OLab4 team-oriented functions
OpenLabyrinth v3 provides a variety of functions that specifically support team-based learning, and more importantly, the assessment of team and team-member performance.
● Scenarios – a mechanism to collate teams or groups of users, along with specific sets of maps and learning activities.
● Turk Talk – group oriented, live chats with the facilitator
● Cumulative Questions – a free-text survey tool that affords group input
● Real-time collaborative annotation of notes and worksheets
● CURIOS video mashups — annotated snippets of YouTube videos
● Integrated discussion forums
All of these powerful functions can be used by advanced case authors in their learning designs. In OLab4, such functionality will be afforded by a modular approach that makes it much more intuitive for occasional authors.
Underlying this is the need to further incorporate more sophisticated approaches to xAPI tracking and analytics. This also will be built into OLab4.
References
1. Kohn LT, Corrigan J, Donaldson MS. To Err Is Human : Building a Safer Health System. (Medicine I of, ed.). Washington, D.C.: National Academies Press; 2000. doi:https://doi.org/10.17226/9728.
2. Ellaway RH, Topps D, Lachapelle K, Cooperstock J. Integrating simulation devices and systems. Stud Heal Technol Inf. 2009;142:88-90. http://www.ncbi.nlm.nih.gov/pubmed/19377120.
3. Beckman TJ, Ghosh AK, Cook DA, Erwin PJ, Mandrekar JN. How reliable are assessments of clinical teaching? J Gen Intern Med. 2004;19(9):971-977. doi:10.1111/j.1525-1497.2004.40066.x.

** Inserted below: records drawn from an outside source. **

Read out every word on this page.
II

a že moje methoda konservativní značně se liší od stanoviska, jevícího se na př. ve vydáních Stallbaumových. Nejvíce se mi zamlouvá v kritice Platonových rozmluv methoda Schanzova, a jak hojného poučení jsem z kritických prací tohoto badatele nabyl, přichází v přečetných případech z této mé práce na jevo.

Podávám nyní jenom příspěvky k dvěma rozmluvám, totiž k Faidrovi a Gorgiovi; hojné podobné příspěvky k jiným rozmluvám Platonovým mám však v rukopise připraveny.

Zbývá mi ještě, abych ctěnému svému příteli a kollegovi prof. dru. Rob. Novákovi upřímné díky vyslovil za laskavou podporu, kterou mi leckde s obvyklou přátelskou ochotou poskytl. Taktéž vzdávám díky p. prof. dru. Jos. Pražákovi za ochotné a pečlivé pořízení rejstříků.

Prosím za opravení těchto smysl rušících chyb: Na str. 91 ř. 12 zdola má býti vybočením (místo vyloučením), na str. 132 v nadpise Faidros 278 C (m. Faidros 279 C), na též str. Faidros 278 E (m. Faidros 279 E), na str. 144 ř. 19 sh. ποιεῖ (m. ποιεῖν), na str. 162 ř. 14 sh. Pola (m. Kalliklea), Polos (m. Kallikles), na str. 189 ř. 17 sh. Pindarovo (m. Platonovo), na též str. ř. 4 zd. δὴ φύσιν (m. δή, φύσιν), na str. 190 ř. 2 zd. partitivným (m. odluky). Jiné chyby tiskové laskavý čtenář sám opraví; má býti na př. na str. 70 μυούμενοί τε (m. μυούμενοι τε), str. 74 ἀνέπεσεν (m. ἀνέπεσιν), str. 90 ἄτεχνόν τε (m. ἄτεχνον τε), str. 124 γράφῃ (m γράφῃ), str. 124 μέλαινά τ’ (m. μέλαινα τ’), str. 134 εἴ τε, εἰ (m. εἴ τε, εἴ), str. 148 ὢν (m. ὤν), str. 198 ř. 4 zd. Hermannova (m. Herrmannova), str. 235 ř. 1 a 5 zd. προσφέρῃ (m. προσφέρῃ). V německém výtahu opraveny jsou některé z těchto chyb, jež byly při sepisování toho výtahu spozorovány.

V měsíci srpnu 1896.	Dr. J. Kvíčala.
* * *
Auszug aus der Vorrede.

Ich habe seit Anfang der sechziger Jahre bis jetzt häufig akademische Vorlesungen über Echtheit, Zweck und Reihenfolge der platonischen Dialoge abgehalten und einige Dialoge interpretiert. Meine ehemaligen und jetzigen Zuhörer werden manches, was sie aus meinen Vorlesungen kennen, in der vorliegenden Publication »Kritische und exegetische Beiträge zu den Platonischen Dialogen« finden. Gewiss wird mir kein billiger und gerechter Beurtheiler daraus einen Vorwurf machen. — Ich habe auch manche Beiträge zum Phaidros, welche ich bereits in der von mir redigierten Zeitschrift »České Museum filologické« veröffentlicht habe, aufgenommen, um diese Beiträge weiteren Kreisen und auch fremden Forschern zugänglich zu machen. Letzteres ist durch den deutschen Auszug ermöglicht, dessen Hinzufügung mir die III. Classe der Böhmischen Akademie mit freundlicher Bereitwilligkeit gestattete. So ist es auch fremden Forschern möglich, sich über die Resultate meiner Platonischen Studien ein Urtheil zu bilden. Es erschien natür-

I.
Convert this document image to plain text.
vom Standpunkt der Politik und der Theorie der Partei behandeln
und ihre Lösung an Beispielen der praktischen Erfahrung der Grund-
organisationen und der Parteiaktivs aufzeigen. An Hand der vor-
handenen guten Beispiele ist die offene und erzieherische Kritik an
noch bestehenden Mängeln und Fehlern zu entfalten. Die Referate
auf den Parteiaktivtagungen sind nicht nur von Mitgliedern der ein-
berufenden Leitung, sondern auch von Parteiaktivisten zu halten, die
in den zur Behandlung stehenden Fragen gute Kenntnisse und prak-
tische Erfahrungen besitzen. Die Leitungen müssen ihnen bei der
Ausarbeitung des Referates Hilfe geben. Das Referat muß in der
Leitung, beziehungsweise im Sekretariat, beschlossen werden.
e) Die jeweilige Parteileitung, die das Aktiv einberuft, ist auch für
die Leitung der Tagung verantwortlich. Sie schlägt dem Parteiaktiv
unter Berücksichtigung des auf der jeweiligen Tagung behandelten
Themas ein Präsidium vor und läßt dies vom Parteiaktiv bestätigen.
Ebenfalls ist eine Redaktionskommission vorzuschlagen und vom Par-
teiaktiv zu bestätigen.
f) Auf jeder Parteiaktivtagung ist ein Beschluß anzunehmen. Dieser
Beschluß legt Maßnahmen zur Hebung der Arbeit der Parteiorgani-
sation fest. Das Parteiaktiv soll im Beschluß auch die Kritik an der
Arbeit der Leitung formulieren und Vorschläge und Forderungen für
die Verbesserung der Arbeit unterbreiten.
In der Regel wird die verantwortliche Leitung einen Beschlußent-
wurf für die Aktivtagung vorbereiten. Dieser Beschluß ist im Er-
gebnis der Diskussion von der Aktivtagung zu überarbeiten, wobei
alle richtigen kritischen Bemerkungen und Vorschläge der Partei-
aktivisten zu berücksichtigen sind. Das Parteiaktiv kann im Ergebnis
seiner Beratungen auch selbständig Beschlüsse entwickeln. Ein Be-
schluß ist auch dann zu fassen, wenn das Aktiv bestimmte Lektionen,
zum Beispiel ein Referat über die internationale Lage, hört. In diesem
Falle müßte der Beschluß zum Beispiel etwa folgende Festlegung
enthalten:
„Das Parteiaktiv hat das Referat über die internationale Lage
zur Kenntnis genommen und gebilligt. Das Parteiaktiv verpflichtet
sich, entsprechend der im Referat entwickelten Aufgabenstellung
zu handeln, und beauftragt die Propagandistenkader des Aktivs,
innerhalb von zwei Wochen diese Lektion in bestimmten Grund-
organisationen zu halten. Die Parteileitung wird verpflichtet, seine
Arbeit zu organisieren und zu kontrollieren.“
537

4. Zwaan L, Monteiro S, Sherbino J, Ilgen J, Howey B, Norman G. Is bias in the eye of the beholder? A vignette study to assess recognition of cognitive biases in clinical case workups. BMJ Qual Saf. January 2016:bmjqs-2015-005014-. doi:10.1136/bmjqs-2015-005014.
5. Topps D. Notes on an EMR for Learners. 2010. doi:10.13140/RG.2.1.5064.6484.
6. Topps D, Meiselman E, Ellaway R, Downes A. Aggregating Ambient Student Tracking Data for Assessment. In: Ottawa Conference. Perth, WA: AMEE; 2016. http://www.slideshare.net/topps/aggregating-ambient-student-tracking-data-for-assessment.
We are now working on a new xAPI Profile that is designed to better accommodate the tracking of team performance, especially individual members within a team.